Né à Beyrouth, Amin Maalouf passe pourtant les premières années de son enfance en Égypte, patrie d’adoption de son grand-père maternel, lequel a fait fortune dans le commerce à Héliopolis. De retour au Liban, sa famille s’installe dans un quartier cosmopolite de Beyrouth en 1935, où elle vit la majeure partie de l’année, mais passe l’été à Machrah, village du Mont-Liban dont les Maalouf sont originaires.
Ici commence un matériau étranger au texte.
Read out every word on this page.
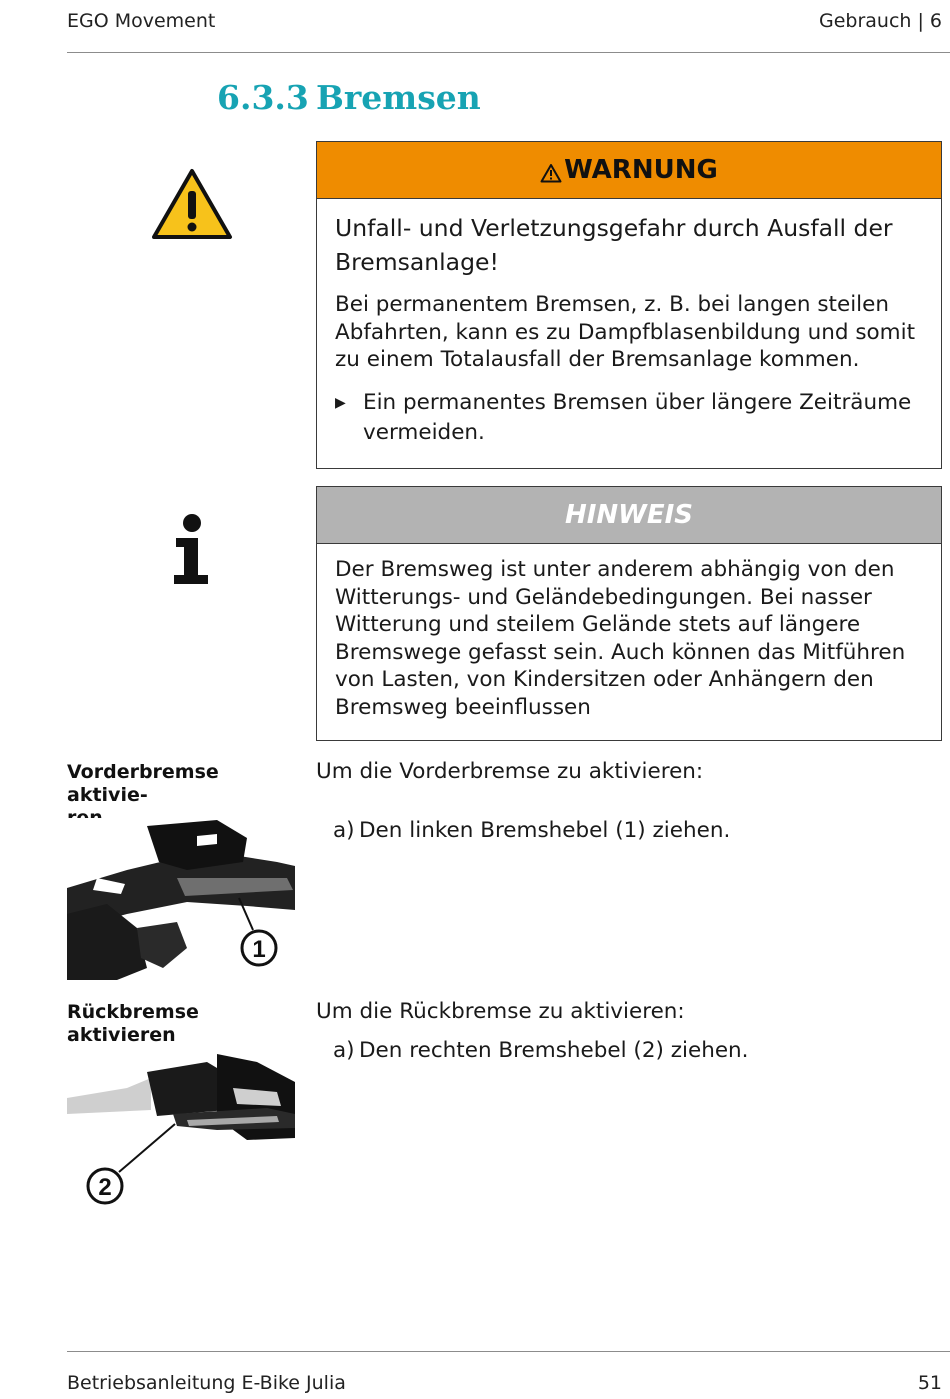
EGO Movement	Gebrauch | 6
6.3.3 Bremsen
WARNUNG

Unfall- und Verletzungsgefahr durch Ausfall der Bremsanlage!

Bei permanentem Bremsen, z. B. bei langen steilen Abfahrten, kann es zu Dampfblasenbildung und somit zu einem Totalausfall der Bremsanlage kommen.

▶ Ein permanentes Bremsen über längere Zeiträume vermeiden.
HINWEIS
Der Bremsweg ist unter anderem abhängig von den Witterungs- und Geländebedingungen. Bei nasser Witterung und steilem Gelände stets auf längere Bremswege gefasst sein. Auch können das Mitführen von Lasten, von Kindersitzen oder Anhängern den Bremsweg beeinflussen
Vorderbremse aktivie-

Um die Vorderbremse zu aktivieren:
a) Den linken Bremshebel (1) ziehen.
1
Rückbremse aktivieren
Um die Rückbremse zu aktivieren:
a) Den rechten Bremshebel (2) ziehen.
2
Betriebsanleitung E-Bike Julia	51
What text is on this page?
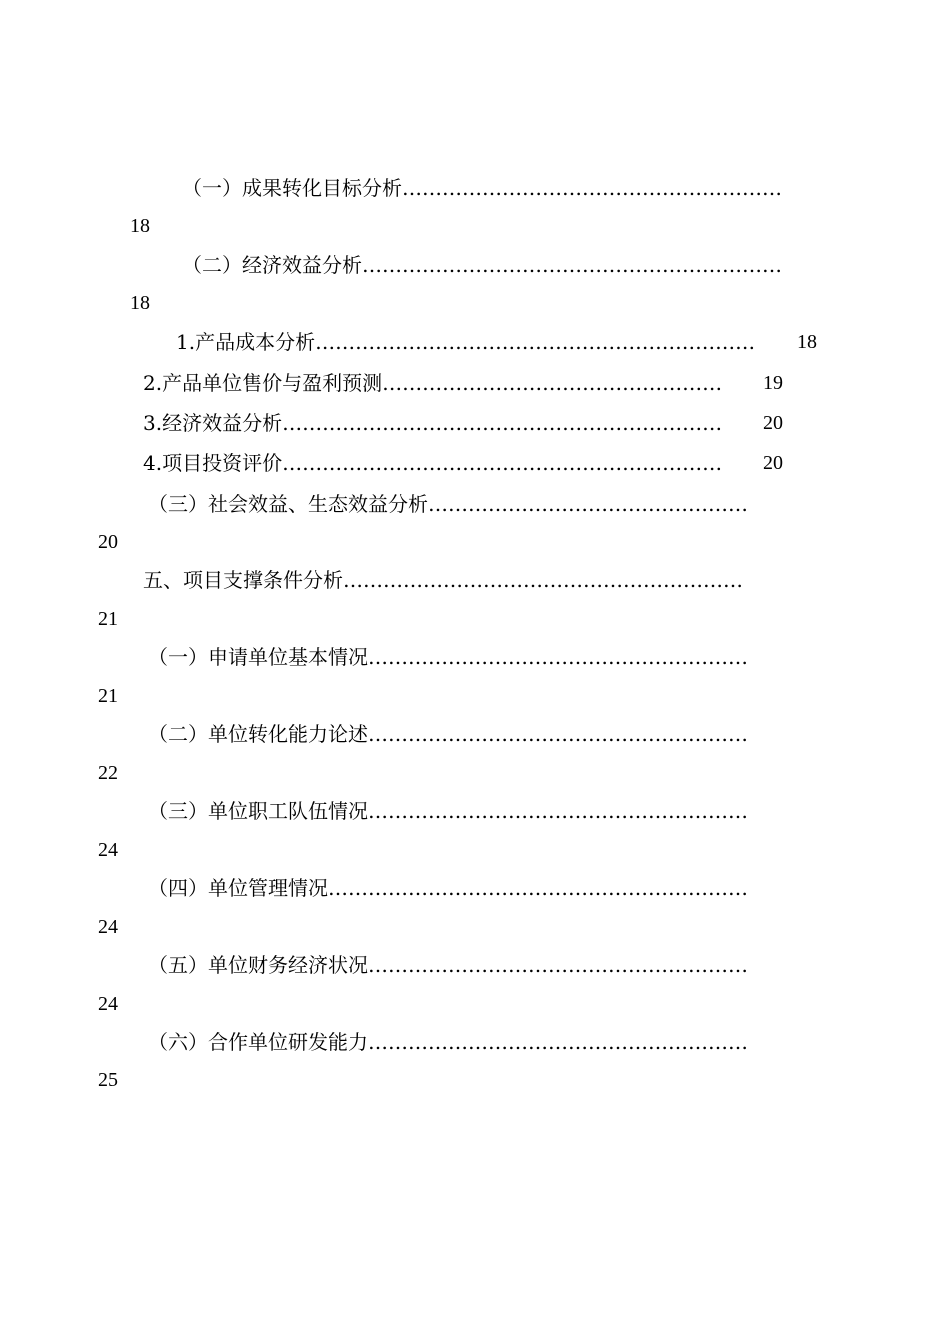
（一）成果转化目标分析…………………………………………………
18
（二）经济效益分析………………………………………………………
18
1.产品成本分析…………………………………………………………	18
2.产品单位售价与盈利预测……………………………………………	19
3.经济效益分析…………………………………………………………	20
4.项目投资评价…………………………………………………………	20
（三）社会效益、生态效益分析…………………………………………
20
五、项目支撑条件分析……………………………………………………
21
（一）申请单位基本情况…………………………………………………
21
（二）单位转化能力论述…………………………………………………
22
（三）单位职工队伍情况…………………………………………………
24
（四）单位管理情况………………………………………………………
24
（五）单位财务经济状况…………………………………………………
24
（六）合作单位研发能力…………………………………………………
25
Son père, journaliste très connu au Liban, également poète et peintre, est issu d’une famille d’enseignants et de directeurs d’école. Ses ancêtres, catholiques romains, grec-catholiques, orthodoxes, mais aussi athées et francs-maçons, se sont convertis au protestantisme presbytérien au XIXe siècle.

Sa mère est issue d’une famille francophone et maronite, dont une branche vient d’Istanbul, ville hautement symbolique dans l’imaginaire d’Amin Maalouf, la seule qui soit mentionnée dans chacune de ses œuvres. La culture du nomadisme et du « minoritaire » qui habite son œuvre s’explique sans doute en partie par cette multiplicité des patries d’origine de l’écrivain, et par cette impression d’être toujours étranger : chrétien dans le monde arabe, ou arabe en Occident.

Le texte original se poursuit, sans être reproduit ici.